Vertical scaling in Kubernetes has always meant a restart — you update a Pod’s CPU or memory limits, Kubernetes terminates it and creates a new one. For stateless web services that’s acceptable. For a GPU-loaded inference Pod that takes 3–5 minutes to load a model into VRAM and warm up, a restart for a resource adjustment is expensive and disruptive, especially when the change is just accommodating a traffic spike.

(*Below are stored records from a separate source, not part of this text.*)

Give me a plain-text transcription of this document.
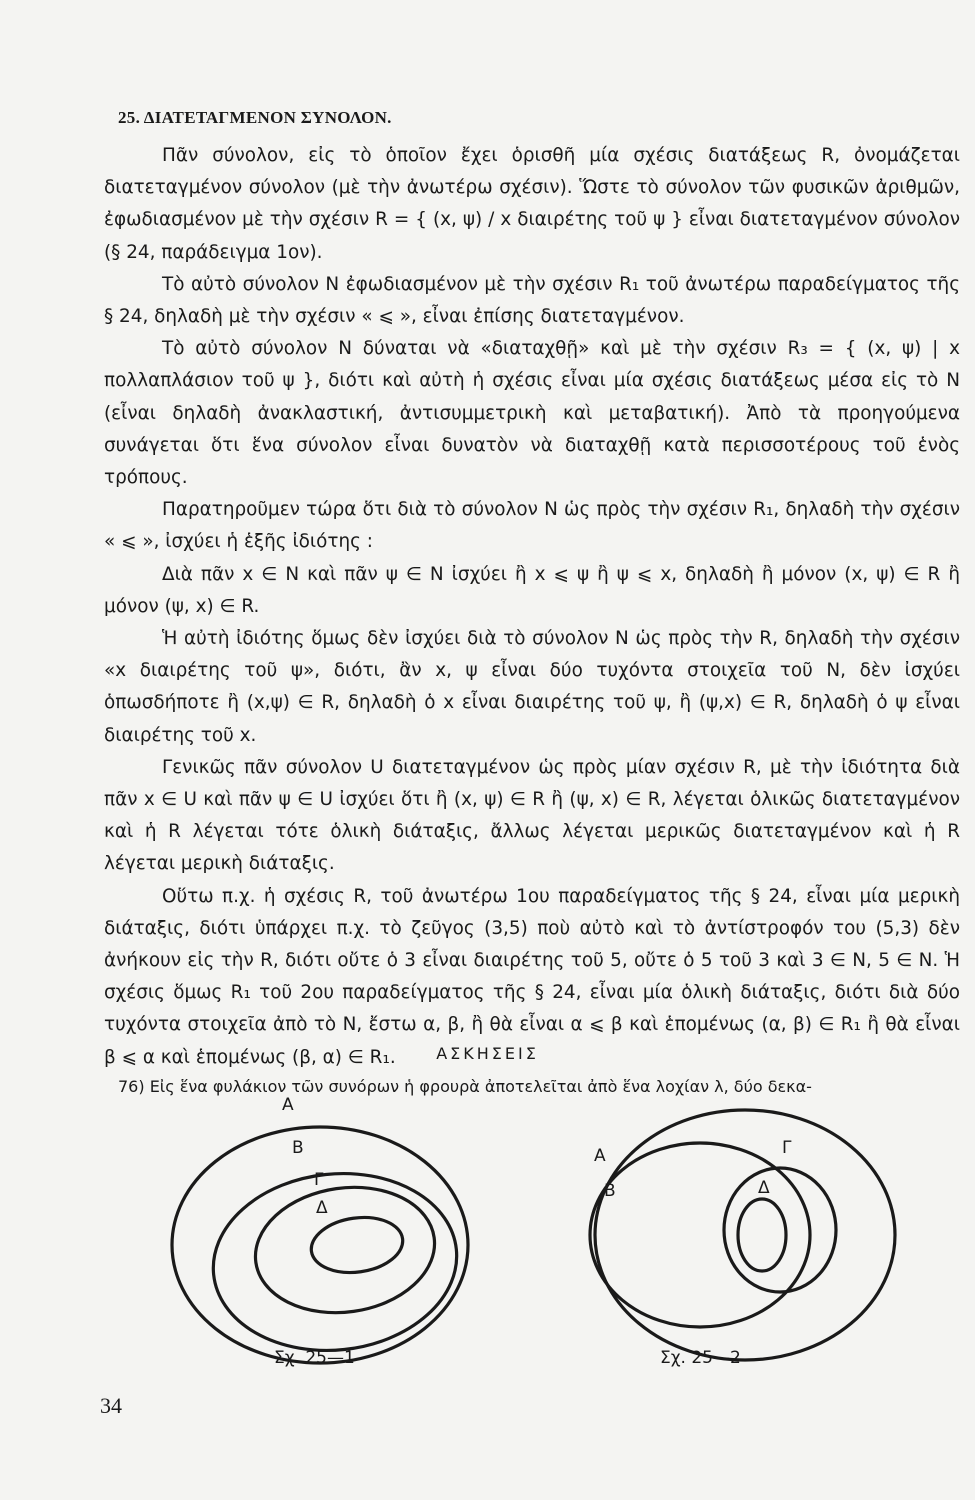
25. ΔΙΑΤΕΤΑΓΜΕΝΟΝ ΣΥΝΟΛΟΝ.

Πᾶν σύνολον, εἰς τὸ ὁποῖον ἔχει ὁρισθῆ μία σχέσις διατάξεως R, ὀνομάζεται διατεταγμένον σύνολον (μὲ τὴν ἀνωτέρω σχέσιν). Ὥστε τὸ σύνολον τῶν φυσικῶν ἀριθμῶν, ἐφωδιασμένον μὲ τὴν σχέσιν R = { (x, ψ) / x διαιρέτης τοῦ ψ } εἶναι διατεταγμένον σύνολον (§ 24, παράδειγμα 1ον).

Τὸ αὐτὸ σύνολον N ἐφωδιασμένον μὲ τὴν σχέσιν R₁ τοῦ ἀνωτέρω παραδείγματος τῆς § 24, δηλαδὴ μὲ τὴν σχέσιν « ⩽ », εἶναι ἐπίσης διατεταγμένον.

Τὸ αὐτὸ σύνολον N δύναται νὰ «διαταχθῇ» καὶ μὲ τὴν σχέσιν R₃ = { (x, ψ) | x πολλαπλάσιον τοῦ ψ }, διότι καὶ αὐτὴ ἡ σχέσις εἶναι μία σχέσις διατάξεως μέσα εἰς τὸ N (εἶναι δηλαδὴ ἀνακλαστική, ἀντισυμμετρικὴ καὶ μεταβατική). Ἀπὸ τὰ προηγούμενα συνάγεται ὅτι ἕνα σύνολον εἶναι δυνατὸν νὰ διαταχθῇ κατὰ περισσοτέρους τοῦ ἑνὸς τρόπους.

Παρατηροῦμεν τώρα ὅτι διὰ τὸ σύνολον N ὡς πρὸς τὴν σχέσιν R₁, δηλαδὴ τὴν σχέσιν « ⩽ », ἰσχύει ἡ ἑξῆς ἰδιότης :

Διὰ πᾶν x ∈ N καὶ πᾶν ψ ∈ N ἰσχύει ἢ x ⩽ ψ ἢ ψ ⩽ x, δηλαδὴ ἢ μόνον (x, ψ) ∈ R ἢ μόνον (ψ, x) ∈ R.

Ἡ αὐτὴ ἰδιότης ὅμως δὲν ἰσχύει διὰ τὸ σύνολον N ὡς πρὸς τὴν R, δηλαδὴ τὴν σχέσιν «x διαιρέτης τοῦ ψ», διότι, ἂν x, ψ εἶναι δύο τυχόντα στοιχεῖα τοῦ N, δὲν ἰσχύει ὁπωσδήποτε ἢ (x,ψ) ∈ R, δηλαδὴ ὁ x εἶναι διαιρέτης τοῦ ψ, ἢ (ψ,x) ∈ R, δηλαδὴ ὁ ψ εἶναι διαιρέτης τοῦ x.

Γενικῶς πᾶν σύνολον U διατεταγμένον ὡς πρὸς μίαν σχέσιν R, μὲ τὴν ἰδιότητα διὰ πᾶν x ∈ U καὶ πᾶν ψ ∈ U ἰσχύει ὅτι ἢ (x, ψ) ∈ R ἢ (ψ, x) ∈ R, λέγεται ὁλικῶς διατεταγμένον καὶ ἡ R λέγεται τότε ὁλικὴ διάταξις, ἄλλως λέγεται μερικῶς διατεταγμένον καὶ ἡ R λέγεται μερικὴ διάταξις.

Οὕτω π.χ. ἡ σχέσις R, τοῦ ἀνωτέρω 1ου παραδείγματος τῆς § 24, εἶναι μία μερικὴ διάταξις, διότι ὑπάρχει π.χ. τὸ ζεῦγος (3,5) ποὺ αὐτὸ καὶ τὸ ἀντίστροφόν του (5,3) δὲν ἀνήκουν εἰς τὴν R, διότι οὔτε ὁ 3 εἶναι διαιρέτης τοῦ 5, οὔτε ὁ 5 τοῦ 3 καὶ 3 ∈ N, 5 ∈ N. Ἡ σχέσις ὅμως R₁ τοῦ 2ου παραδείγματος τῆς § 24, εἶναι μία ὁλικὴ διάταξις, διότι διὰ δύο τυχόντα στοιχεῖα ἀπὸ τὸ N, ἔστω α, β, ἢ θὰ εἶναι α ⩽ β καὶ ἑπομένως (α, β) ∈ R₁ ἢ θὰ εἶναι β ⩽ α καὶ ἑπομένως (β, α) ∈ R₁.	ΑΣΚΗΣΕΙΣ
76) Εἰς ἕνα φυλάκιον τῶν συνόρων ἡ φρουρὰ ἀποτελεῖται ἀπὸ ἕνα λοχίαν λ, δύο δεκα-
A
B
Γ
Δ
A
B
Γ
Δ
Σχ. 25—1	Σχ. 25—2
34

In-place vertical scaling lets the kubelet adjust CPU and memory limits on a running Pod without terminating it. The Pod keeps its GPU allocation, its loaded model, its warm cache — and gets more (or fewer) CPU and memory resources applied live. This is Beta in 1.36, which means it’s stable enough to test in staging environments on EKS. Teams doing dynamic inference scaling today with HPA on custom metrics should look at combining this with VPA for a cleaner resource management story.

📢NVIDIA Open-Sources NVCF: GPU Cloud Functions for Multi-Cluster Kubernetes

Running GPU workloads across multiple Kubernetes clusters — routing inference requests to the right region, autoscaling across mixed GPU types, managing function lifecycle and observability from a single control plane — has been possible if you were a DGX Cloud customer. For everyone else it was a DIY problem. NVIDIA quietly pushed NVCF public this week under Apache 2.0, bringing those primitives to anyone running their own GPU infrastructure.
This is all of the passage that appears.